To shorten things, basically all required points are hit with current svn.
So, given the time we just saved, some words about how it works.
The core functionality in dionaea is written in c, but python is embedded as scripting language and required parts of the c-api are exported to the embedded python, using cython bindings.
If you want to provide a service on a given port, you are free to write the service in python, or c. I prefer python, as it is more forgiving on programming errors and faster to develop than c.
So, an attacker connects the service, the connection is accepted from the c core, all io on the connection is done in c, and passed to the python protocol.
Now we want to detect shellcode in the network stream, protocol independent. At first we have to record the stream, this is optionally done in within the c core, if processing for the connection is requested by the protocol. We may want to run different checks to the stream to check for shellcode, and each check will require its own contextual data, as well as its own stream, addionally we want to run the detection/processing in threads.

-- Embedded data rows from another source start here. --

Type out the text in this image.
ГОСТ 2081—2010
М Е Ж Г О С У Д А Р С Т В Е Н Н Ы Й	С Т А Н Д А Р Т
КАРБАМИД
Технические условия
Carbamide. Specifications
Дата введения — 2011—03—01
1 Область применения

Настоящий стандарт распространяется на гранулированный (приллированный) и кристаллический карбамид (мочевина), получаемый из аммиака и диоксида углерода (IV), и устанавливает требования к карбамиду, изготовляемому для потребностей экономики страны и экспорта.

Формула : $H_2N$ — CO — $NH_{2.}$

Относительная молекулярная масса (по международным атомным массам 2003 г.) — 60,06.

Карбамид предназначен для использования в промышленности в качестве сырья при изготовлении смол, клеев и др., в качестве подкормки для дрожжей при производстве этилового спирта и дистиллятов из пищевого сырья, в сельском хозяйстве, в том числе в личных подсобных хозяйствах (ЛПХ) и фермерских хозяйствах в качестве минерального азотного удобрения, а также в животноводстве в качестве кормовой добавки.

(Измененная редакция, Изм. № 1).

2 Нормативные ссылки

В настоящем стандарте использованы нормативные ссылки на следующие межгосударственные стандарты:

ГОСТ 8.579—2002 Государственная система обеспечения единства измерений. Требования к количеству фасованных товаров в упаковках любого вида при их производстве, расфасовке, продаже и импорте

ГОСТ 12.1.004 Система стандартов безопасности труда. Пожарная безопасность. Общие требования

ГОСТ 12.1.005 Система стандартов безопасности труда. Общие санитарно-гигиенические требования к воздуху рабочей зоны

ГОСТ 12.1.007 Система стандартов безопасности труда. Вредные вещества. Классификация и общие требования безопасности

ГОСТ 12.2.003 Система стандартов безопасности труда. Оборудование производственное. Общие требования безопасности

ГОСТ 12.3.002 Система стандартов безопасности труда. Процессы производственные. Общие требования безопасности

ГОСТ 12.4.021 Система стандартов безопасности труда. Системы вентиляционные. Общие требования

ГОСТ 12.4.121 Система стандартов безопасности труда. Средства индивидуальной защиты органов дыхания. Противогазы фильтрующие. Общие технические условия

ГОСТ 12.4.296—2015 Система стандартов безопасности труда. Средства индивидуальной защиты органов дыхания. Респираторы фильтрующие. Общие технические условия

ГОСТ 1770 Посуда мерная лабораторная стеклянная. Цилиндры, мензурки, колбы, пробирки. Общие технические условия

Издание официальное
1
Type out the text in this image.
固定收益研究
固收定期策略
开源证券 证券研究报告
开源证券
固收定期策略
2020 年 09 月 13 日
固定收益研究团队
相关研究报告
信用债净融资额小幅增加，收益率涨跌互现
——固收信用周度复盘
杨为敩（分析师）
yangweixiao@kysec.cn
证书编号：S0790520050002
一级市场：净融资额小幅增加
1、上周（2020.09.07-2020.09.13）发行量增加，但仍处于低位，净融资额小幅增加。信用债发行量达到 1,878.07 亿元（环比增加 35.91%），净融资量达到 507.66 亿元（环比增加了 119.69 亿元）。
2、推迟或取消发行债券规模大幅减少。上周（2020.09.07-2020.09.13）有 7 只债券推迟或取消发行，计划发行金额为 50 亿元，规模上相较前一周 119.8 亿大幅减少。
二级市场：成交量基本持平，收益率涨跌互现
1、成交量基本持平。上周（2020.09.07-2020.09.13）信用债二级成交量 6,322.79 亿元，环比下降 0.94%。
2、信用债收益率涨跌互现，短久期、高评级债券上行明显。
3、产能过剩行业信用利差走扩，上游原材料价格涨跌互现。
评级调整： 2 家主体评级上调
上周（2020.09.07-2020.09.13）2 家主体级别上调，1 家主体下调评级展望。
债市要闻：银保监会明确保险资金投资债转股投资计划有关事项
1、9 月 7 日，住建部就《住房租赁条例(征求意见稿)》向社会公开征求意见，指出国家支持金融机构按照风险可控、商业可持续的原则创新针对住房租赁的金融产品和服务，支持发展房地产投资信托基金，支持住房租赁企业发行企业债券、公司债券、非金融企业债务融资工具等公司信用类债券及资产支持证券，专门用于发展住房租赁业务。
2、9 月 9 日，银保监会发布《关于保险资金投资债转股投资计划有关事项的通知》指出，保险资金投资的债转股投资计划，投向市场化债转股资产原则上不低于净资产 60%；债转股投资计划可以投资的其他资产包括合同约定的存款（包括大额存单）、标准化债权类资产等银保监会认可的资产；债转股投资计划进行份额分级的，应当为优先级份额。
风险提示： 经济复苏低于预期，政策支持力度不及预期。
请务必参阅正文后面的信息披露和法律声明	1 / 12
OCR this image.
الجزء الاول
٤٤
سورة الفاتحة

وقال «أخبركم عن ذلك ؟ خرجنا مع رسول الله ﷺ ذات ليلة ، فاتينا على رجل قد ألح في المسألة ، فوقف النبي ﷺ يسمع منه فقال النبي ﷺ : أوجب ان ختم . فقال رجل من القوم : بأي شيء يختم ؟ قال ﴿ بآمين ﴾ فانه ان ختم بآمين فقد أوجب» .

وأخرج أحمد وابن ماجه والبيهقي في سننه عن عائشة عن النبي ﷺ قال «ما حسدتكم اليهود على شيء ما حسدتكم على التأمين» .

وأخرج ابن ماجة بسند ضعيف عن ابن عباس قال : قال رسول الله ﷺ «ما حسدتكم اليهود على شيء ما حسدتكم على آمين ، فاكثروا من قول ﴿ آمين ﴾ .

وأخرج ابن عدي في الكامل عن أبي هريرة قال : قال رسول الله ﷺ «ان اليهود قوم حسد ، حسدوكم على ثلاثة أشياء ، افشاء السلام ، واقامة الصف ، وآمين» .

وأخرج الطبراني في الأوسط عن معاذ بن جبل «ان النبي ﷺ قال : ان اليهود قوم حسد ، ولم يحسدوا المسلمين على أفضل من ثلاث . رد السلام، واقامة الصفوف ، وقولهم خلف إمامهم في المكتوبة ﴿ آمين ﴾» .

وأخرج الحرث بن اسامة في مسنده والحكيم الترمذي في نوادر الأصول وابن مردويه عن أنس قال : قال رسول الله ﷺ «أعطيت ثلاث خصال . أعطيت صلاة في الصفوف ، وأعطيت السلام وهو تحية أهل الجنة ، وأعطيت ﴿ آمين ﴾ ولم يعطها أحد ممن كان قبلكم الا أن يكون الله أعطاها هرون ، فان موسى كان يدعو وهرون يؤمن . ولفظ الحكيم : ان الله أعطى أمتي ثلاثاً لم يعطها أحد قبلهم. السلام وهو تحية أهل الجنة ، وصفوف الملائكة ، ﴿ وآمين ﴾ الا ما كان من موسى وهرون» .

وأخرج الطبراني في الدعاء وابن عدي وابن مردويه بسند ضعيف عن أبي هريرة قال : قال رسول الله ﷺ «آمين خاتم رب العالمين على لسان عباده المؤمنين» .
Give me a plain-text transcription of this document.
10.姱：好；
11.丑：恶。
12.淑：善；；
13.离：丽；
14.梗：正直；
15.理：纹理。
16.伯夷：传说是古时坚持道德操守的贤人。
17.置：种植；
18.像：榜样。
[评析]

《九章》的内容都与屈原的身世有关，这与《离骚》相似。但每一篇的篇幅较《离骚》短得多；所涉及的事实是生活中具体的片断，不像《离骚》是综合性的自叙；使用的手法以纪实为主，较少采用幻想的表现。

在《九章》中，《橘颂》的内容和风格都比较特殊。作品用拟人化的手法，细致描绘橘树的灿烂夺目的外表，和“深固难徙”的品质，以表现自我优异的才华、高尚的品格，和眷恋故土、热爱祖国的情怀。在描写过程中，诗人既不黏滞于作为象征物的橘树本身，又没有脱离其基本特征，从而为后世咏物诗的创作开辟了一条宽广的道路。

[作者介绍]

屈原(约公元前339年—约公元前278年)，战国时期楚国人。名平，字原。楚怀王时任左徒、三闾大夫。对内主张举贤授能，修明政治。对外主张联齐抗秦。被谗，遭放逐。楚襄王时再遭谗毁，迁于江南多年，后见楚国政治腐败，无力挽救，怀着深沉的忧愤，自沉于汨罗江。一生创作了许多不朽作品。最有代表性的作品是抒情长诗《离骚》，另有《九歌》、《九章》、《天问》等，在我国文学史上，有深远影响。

For now, there are 2 useable processors we can run on streams, an libemu based detection processor, and a dumper, which writes the stream do the logfile.
If io comes in, it is appended to the processors own stream, and the stream processor is queued in the thread-pool to check the new data.
If the emu stream processor heuristics detect a shellcode, it will try to run the shellcode and create a profile for the shellcode. The profile contains all detected api calls, their args and return values. This profile is serialized to json, and emitted as incident.
The incident is delieverd to an incident handler, the incident handler reads the json profile, and -taking the api calls and args- tries to guess what the shellcode wants to do. If the handler could make sense of the api calls, he will run the appropriate actions to satisfy the requirements, bind a 'shell' to a port, download something, or run a command.
For cmd.exe shellcommands, we have to parse the commands and take appropriate action. If the commands instruct to download a file, we emit an incident which includes the url.
This incident is delieverd to an appropriate handler, which will download the file. We use curl for http, modified tftpy code for tftp and self a scripted ftp client to deal with ftp.
There is lots of space for improvements, for example storing the files downloaded, dumping the streams in a binary format for further analysis, useful logging, ..., but we started a completly new project, and I'm glad we got so far for now.